Client's projected earnings the projected inflation rate The clients age

An investment adviser representative is meeting with a potential advisory client. Among the items of information the IAR needs to obtain in order to develop the proper plan are the prospect's

Current savings and investments Years until retirement

Which of the following items would be found on a family balance sheet? A) Dividends and interest received B) Annual salary C) Income taxes paid D) Spouse's engagement ring

D) A balance sheet, whether for a family or a business, shows assets and liabilities, not income and expenses. The ring is certainly an asset; the others are income or expenses.

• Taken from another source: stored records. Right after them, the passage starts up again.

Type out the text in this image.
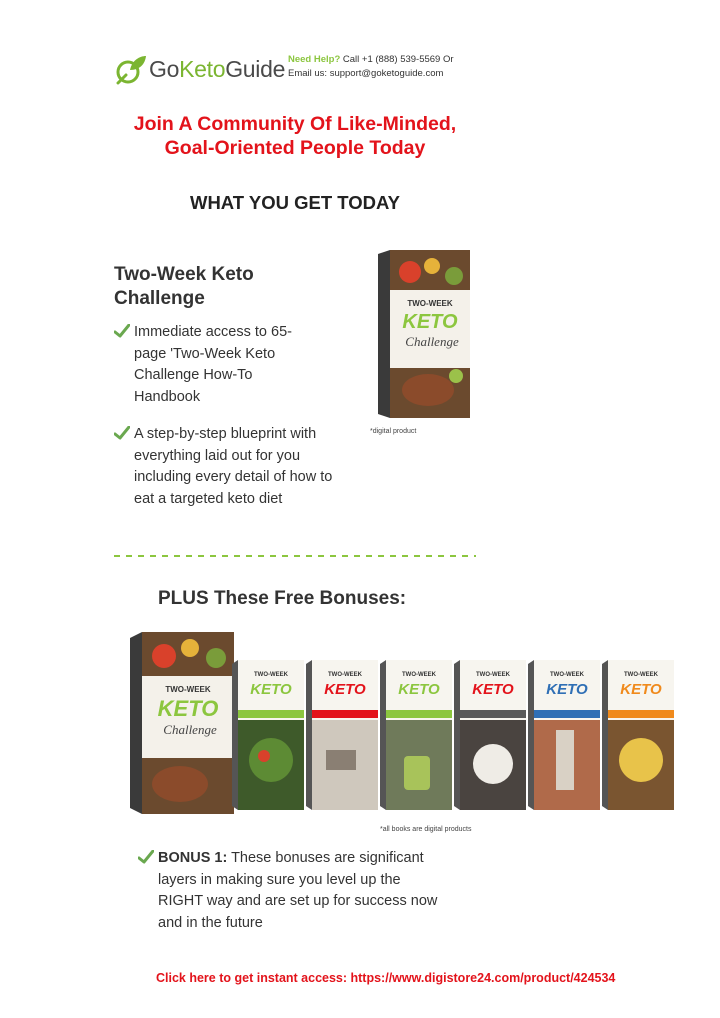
GoKetoGuide Need Help? Call +1 (888) 539-5569 Or
Email us: support@goketoguide.com
Join A Community Of Like-Minded,
Goal-Oriented People Today
WHAT YOU GET TODAY
Two-Week Keto
Challenge
Immediate access to 65-page 'Two-Week Keto Challenge How-To Handbook
A step-by-step blueprint with everything laid out for you including every detail of how to eat a targeted keto diet
TWO-WEEK
KETO
Challenge
*digital product
PLUS These Free Bonuses:
TWO-WEEK
KETO
Challenge
TWO-WEEK
KETO
TWO-WEEK
KETO
TWO-WEEK
KETO
TWO-WEEK
KETO
TWO-WEEK
KETO
TWO-WEEK
KETO
*all books are digital products
BONUS 1: These bonuses are significant layers in making sure you level up the RIGHT way and are set up for success now and in the future
Click here to get instant access: https://www.digistore24.com/product/424534
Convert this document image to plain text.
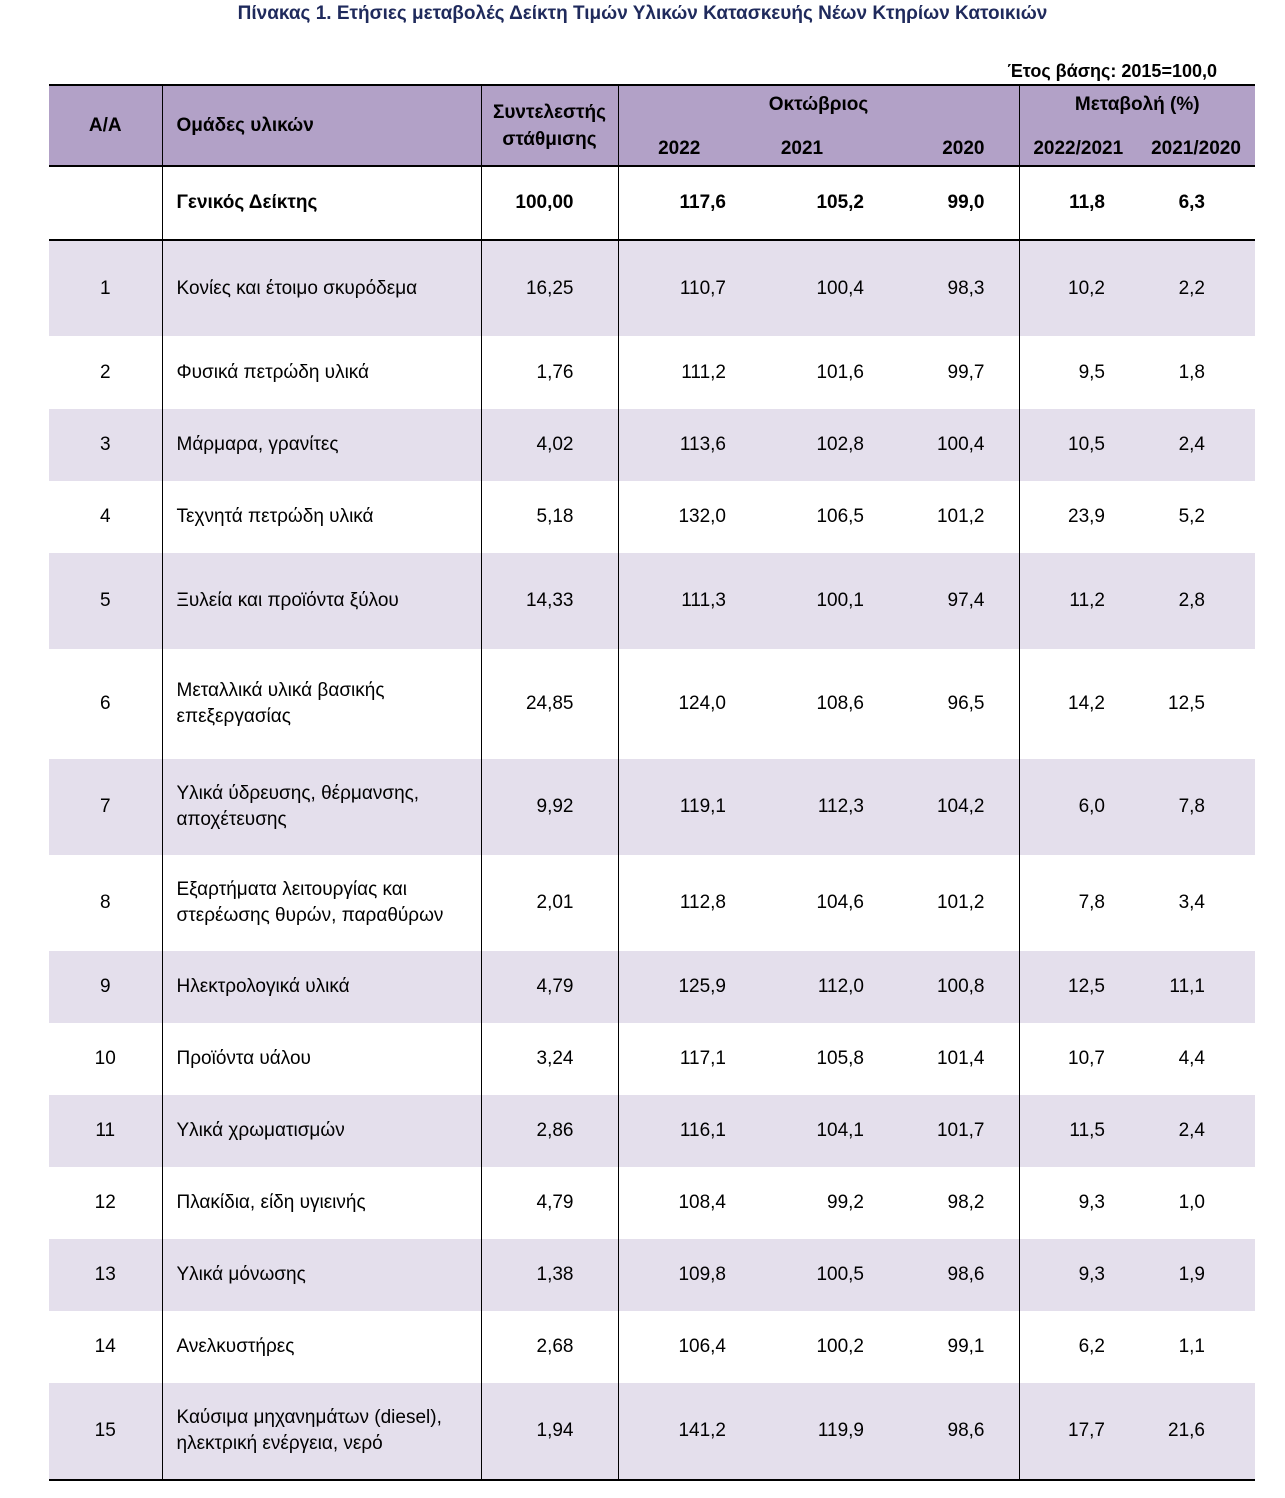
Πίνακας 1. Ετήσιες μεταβολές Δείκτη Τιμών Υλικών Κατασκευής Νέων Κτηρίων Κατοικιών
Έτος βάσης: 2015=100,0
Α/Α	Ομάδες υλικών	Συντελεστής στάθμισης	Οκτώβριος			Μεταβολή (%)	
			2022	2021	2020	2022/2021	2021/2020
	Γενικός Δείκτης	100,00	117,6	105,2	99,0	11,8	6,3
1	Κονίες και έτοιμο σκυρόδεμα	16,25	110,7	100,4	98,3	10,2	2,2
2	Φυσικά πετρώδη υλικά	1,76	111,2	101,6	99,7	9,5	1,8
3	Μάρμαρα, γρανίτες	4,02	113,6	102,8	100,4	10,5	2,4
4	Τεχνητά πετρώδη υλικά	5,18	132,0	106,5	101,2	23,9	5,2
5	Ξυλεία και προϊόντα ξύλου	14,33	111,3	100,1	97,4	11,2	2,8
6	Μεταλλικά υλικά βασικής επεξεργασίας	24,85	124,0	108,6	96,5	14,2	12,5
7	Υλικά ύδρευσης, θέρμανσης, αποχέτευσης	9,92	119,1	112,3	104,2	6,0	7,8
8	Εξαρτήματα λειτουργίας και στερέωσης θυρών, παραθύρων	2,01	112,8	104,6	101,2	7,8	3,4
9	Ηλεκτρολογικά υλικά	4,79	125,9	112,0	100,8	12,5	11,1
10	Προϊόντα υάλου	3,24	117,1	105,8	101,4	10,7	4,4
11	Υλικά χρωματισμών	2,86	116,1	104,1	101,7	11,5	2,4
12	Πλακίδια, είδη υγιεινής	4,79	108,4	99,2	98,2	9,3	1,0
13	Υλικά μόνωσης	1,38	109,8	100,5	98,6	9,3	1,9
14	Ανελκυστήρες	2,68	106,4	100,2	99,1	6,2	1,1
15	Καύσιμα μηχανημάτων (diesel), ηλεκτρική ενέργεια, νερό	1,94	141,2	119,9	98,6	17,7	21,6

When a joint account is opened______ financial information must be obtained from all people in it

All

Of the following securities, which is most commonly recommended to fund a child's college education?

Zero-coupon Treasury bonds Zero-coupon bonds, particularly those carrying the guarantee of the U.S. Treasury, are a favored investment vehicle for saving for a child's higher education. They have the advantage of providing a certain, quantifiable sum at a certain date in the future.

As part of its suitability determination, an IA firm requires that all potential nonbusiness clients complete a family balance sheet. Items that would be included are 1.gold jewelry 2.loan secured by the family automobile 3.the amount paid thus far this year for Botox injections 4.the balance owed to the dentist for new crowns

1. 2. 4. The balance sheet contains assets and liabilities as of a specific point in time. Personal property currently owned, such as jewelry, is an asset. A loan still outstanding, such as the car loan and the debt to the dentist, are liabilities. The amount already paid for the Botox injections is no longer on the balance sheet.

You are doing an investment plan for a new client, age 55, who plans to retire at age 70. The client is somewhat risk averse and wants to preserve capital while at the same time not falling prey to possible inflation. Which of the following portfolios would probably be most suitable? A) 90% large-cap stocks; 10% high-quality bonds B) 60% high-quality bonds; 30% large-cap stocks; 10% cash equivalents C) 40% high-yield bonds; 60% large-cap stocks D) 90% high-quality bonds; 10% large-cap stocks

B) Although it is possible to debate this choice (but don't), NASAA would suggest that the bonds and cash offer sufficient capital preservation while this proportion of equities will combat the risk of inflation. High-yield (junk) bonds have no place in the portfolio of a risk-averse investor.

What would be the time horizon for a 65-year-old client who has just retired?

Deoends on his life expectancy

Pat Conway, a risk-averse investor, has never invested money outside of bank instruments. Recognizing Pat's conservative nature, his agent recommends Treasury notes, pointing out that federal government-backed securities are riskless securities. In the above situation, the agent has acted

improperly, because the agent failed to disclose that the customer retains interest rate risk Although Treasury securities (such as T-notes) issued by the federal government do not carry default risk, the customer who buys them retains interest rate risk because the value of the notes will fall if interest rates rise. The agent has acted improperly in not disclosing this to the customer.